Protein Crystallization in the Presence of a Metastable Liquid–Liquid Phase Separation

We study protein crystallization in solutions of human serum albumin (HSA) exhibiting a metastable liquid–liquid phase separation (LLPS) in the presence of trivalent salts. Specifically, we focus on the effects of dense liquid phases (DLPs) on the crystallization pathways. On the basis of the phase diagram, we choose two conditions around the LLPS binodal: one condition is located close to, but outside the LLPS region, resulting in protein clusters, but no macroscopic LLPS. Yet, a surface-enhanced unstable DLP layer is observed at the surface of the cuvette (wetting). The second condition, inside the LLPS binodal, leads to a macroscopic metastable DLP. The crystallization is followed by optical microscopy and small-angle X-ray and neutron scattering (SAXS/SANS) as well as by ultraviolet–visible spectroscopy to explore the role of LLPS. In no case evidence of nucleation inside the DLP is observed. SAXS and SANS show a monotonous growth of the crystals and a decrease of the overall material in the sample.
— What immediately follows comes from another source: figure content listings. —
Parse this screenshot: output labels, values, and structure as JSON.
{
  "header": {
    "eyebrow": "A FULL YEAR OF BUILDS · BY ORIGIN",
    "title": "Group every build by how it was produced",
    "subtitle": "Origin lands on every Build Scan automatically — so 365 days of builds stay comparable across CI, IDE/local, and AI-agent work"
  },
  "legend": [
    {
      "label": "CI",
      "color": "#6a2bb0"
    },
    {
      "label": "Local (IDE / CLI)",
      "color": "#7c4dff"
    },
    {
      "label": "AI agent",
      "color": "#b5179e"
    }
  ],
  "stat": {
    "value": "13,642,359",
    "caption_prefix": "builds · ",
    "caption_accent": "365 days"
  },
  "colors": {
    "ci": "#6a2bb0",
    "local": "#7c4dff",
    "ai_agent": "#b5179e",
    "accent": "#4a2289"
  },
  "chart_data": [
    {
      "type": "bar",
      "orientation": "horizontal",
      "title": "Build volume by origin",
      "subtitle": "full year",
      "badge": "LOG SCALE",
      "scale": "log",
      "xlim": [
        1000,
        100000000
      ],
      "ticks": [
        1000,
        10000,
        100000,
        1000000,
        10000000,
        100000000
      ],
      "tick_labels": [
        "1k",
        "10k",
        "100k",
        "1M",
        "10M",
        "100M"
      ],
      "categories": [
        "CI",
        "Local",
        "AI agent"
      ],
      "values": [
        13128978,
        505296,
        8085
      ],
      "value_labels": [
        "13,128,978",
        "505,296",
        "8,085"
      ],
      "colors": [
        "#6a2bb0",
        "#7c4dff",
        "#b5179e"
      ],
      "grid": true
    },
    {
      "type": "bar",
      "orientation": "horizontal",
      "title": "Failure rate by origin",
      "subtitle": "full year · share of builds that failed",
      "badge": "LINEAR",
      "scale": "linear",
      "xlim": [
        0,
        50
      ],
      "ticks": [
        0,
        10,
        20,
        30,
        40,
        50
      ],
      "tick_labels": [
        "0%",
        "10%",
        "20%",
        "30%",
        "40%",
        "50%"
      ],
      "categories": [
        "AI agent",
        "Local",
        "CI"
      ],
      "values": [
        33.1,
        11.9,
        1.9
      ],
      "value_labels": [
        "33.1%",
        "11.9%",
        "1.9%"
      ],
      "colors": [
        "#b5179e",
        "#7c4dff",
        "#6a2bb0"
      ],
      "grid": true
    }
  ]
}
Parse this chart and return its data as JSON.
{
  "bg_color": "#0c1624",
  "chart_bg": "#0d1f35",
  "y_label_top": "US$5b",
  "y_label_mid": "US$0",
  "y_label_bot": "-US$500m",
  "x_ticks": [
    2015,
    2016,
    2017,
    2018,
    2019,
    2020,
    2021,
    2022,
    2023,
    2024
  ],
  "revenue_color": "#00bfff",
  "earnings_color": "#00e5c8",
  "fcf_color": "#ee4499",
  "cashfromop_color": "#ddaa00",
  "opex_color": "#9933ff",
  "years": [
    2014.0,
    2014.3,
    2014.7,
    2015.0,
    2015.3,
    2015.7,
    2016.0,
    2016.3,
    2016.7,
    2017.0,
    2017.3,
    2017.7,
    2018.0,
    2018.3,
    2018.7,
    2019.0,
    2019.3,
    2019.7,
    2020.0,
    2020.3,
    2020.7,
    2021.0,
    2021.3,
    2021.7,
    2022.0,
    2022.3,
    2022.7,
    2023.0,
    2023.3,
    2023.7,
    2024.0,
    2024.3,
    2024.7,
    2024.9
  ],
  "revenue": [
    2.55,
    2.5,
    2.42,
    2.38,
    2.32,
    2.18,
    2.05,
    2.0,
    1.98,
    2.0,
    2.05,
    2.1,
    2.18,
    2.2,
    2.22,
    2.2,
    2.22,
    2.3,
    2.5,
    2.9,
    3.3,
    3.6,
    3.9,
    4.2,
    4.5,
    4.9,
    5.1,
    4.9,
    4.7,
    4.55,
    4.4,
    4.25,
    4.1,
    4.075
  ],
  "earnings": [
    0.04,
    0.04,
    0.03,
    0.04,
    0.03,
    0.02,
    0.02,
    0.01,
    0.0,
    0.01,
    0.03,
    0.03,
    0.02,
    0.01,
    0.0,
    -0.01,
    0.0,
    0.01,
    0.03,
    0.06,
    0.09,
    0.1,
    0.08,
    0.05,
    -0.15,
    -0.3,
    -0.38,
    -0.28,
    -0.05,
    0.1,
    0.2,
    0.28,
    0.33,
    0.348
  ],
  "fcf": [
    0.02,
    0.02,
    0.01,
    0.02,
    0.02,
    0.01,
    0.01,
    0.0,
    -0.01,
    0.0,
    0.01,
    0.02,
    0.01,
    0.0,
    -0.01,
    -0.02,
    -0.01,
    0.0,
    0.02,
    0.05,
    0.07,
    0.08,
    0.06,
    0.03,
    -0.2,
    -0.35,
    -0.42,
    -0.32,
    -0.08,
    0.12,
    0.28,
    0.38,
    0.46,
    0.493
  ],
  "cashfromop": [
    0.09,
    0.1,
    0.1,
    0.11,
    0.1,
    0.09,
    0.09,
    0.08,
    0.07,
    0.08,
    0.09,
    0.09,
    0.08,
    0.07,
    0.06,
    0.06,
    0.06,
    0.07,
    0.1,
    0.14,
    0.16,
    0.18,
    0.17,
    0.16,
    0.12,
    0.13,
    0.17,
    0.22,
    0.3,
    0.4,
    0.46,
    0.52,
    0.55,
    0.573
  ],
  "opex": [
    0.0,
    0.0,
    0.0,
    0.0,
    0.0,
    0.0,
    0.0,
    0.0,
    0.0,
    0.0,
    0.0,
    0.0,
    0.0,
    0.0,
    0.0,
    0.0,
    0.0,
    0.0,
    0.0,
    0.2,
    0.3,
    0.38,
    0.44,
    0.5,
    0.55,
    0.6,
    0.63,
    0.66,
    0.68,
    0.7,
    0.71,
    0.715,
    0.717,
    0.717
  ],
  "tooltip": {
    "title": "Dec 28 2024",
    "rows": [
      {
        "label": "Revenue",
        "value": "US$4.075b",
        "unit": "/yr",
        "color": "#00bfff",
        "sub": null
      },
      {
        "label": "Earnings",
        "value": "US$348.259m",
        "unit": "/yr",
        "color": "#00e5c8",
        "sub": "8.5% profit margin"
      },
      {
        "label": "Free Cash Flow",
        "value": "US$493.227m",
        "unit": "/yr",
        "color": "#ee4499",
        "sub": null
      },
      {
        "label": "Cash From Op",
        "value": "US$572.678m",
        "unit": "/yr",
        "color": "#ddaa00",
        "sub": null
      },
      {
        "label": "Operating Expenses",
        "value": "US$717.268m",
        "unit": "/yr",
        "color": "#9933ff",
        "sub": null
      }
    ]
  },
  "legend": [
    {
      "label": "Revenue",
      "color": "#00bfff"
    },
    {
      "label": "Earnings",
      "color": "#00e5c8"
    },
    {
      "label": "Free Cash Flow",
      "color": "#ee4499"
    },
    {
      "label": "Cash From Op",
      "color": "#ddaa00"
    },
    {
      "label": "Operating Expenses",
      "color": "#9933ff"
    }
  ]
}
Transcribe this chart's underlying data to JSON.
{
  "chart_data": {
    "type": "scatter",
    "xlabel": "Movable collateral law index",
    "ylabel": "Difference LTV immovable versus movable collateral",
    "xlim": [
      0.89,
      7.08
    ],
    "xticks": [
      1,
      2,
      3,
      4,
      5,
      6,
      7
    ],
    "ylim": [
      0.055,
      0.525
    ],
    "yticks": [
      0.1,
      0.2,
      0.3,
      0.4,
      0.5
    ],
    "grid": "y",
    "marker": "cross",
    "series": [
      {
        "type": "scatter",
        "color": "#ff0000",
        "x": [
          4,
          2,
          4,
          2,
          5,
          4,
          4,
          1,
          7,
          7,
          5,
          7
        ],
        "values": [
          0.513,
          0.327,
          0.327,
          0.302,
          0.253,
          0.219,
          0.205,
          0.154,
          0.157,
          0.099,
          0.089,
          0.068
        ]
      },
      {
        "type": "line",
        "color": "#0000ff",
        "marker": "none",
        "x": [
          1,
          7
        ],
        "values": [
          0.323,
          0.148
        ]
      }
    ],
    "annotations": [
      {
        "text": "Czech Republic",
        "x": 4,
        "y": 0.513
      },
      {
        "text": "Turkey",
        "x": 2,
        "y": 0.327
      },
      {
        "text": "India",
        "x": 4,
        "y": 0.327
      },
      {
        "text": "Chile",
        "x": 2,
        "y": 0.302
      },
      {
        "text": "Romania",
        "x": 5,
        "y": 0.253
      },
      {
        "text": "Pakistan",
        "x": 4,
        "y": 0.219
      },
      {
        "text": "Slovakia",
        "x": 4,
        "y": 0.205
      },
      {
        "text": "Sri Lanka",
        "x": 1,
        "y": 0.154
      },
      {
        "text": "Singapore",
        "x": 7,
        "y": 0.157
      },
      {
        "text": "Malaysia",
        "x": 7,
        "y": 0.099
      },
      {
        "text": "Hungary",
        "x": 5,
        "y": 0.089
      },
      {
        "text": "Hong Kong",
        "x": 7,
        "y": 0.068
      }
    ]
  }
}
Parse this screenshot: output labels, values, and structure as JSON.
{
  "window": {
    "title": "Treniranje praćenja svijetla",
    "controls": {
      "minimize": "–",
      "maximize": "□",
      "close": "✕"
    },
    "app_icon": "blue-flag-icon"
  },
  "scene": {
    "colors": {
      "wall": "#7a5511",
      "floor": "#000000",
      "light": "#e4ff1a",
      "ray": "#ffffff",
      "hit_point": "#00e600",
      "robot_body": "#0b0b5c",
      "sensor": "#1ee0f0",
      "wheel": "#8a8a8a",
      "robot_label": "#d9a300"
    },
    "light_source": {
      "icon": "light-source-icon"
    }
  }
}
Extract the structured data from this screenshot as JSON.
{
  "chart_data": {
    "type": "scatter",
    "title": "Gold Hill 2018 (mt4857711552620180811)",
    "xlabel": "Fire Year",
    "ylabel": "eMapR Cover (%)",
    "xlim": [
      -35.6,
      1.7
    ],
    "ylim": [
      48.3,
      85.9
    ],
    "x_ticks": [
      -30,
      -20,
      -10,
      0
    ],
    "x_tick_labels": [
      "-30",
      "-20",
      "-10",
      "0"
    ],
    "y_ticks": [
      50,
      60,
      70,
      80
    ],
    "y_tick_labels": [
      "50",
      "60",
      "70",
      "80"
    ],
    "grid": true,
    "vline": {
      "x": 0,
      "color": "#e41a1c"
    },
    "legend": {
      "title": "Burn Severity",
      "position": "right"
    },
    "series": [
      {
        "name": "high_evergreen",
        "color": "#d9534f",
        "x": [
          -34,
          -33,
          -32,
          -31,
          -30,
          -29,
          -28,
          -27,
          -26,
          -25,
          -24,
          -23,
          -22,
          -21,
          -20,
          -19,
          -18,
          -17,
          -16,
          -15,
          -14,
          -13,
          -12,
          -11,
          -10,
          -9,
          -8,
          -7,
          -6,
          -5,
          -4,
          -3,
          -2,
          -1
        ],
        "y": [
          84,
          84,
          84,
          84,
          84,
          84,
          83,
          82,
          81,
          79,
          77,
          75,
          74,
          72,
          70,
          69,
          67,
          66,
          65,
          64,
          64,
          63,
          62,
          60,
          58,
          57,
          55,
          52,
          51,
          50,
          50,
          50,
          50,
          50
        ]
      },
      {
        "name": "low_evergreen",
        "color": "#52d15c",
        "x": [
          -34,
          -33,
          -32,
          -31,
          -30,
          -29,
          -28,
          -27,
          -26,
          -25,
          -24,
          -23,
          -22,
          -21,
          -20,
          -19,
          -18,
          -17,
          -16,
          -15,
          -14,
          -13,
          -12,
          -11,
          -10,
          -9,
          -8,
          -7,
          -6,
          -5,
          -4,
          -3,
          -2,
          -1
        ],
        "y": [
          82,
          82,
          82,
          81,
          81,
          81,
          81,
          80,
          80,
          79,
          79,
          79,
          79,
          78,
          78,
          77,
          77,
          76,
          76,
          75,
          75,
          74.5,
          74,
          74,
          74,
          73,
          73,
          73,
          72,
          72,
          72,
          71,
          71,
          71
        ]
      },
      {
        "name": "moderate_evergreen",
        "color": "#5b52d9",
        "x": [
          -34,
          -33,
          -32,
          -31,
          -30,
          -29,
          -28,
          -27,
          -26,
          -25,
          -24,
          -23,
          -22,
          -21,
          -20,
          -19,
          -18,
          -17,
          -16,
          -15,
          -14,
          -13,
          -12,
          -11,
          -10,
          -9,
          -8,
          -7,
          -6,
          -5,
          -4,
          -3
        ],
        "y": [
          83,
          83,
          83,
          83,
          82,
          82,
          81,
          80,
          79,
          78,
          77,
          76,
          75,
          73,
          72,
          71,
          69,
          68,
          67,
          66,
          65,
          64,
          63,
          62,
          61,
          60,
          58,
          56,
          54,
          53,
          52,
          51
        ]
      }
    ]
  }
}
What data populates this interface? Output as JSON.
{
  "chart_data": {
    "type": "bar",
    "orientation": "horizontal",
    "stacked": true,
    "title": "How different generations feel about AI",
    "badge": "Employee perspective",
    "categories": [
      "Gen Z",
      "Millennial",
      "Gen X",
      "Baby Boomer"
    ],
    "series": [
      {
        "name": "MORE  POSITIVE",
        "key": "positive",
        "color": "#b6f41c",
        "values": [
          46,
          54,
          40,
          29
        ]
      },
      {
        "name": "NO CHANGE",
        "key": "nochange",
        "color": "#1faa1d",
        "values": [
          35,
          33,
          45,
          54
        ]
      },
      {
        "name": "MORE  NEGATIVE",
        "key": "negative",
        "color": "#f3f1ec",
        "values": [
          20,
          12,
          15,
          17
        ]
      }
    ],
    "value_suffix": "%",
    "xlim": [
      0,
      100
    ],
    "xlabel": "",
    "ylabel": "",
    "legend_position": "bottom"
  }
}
We thus conclude that the existence of a metastable LLPS is not a sufficient condition for a two-step nucleation process. The DLP serves as a reservoir and crystal growth can be described by the Bergeron process, i.e., crystals grow directly into the dilute phase at the expense of the DLP. Furthermore, the crystallographic analysis of the resulting crystals shows that crystals with different morphology grown under different conditions share a similar crystal structure and that the metal ions create two bridging contacts within the unit cell and stabilize it.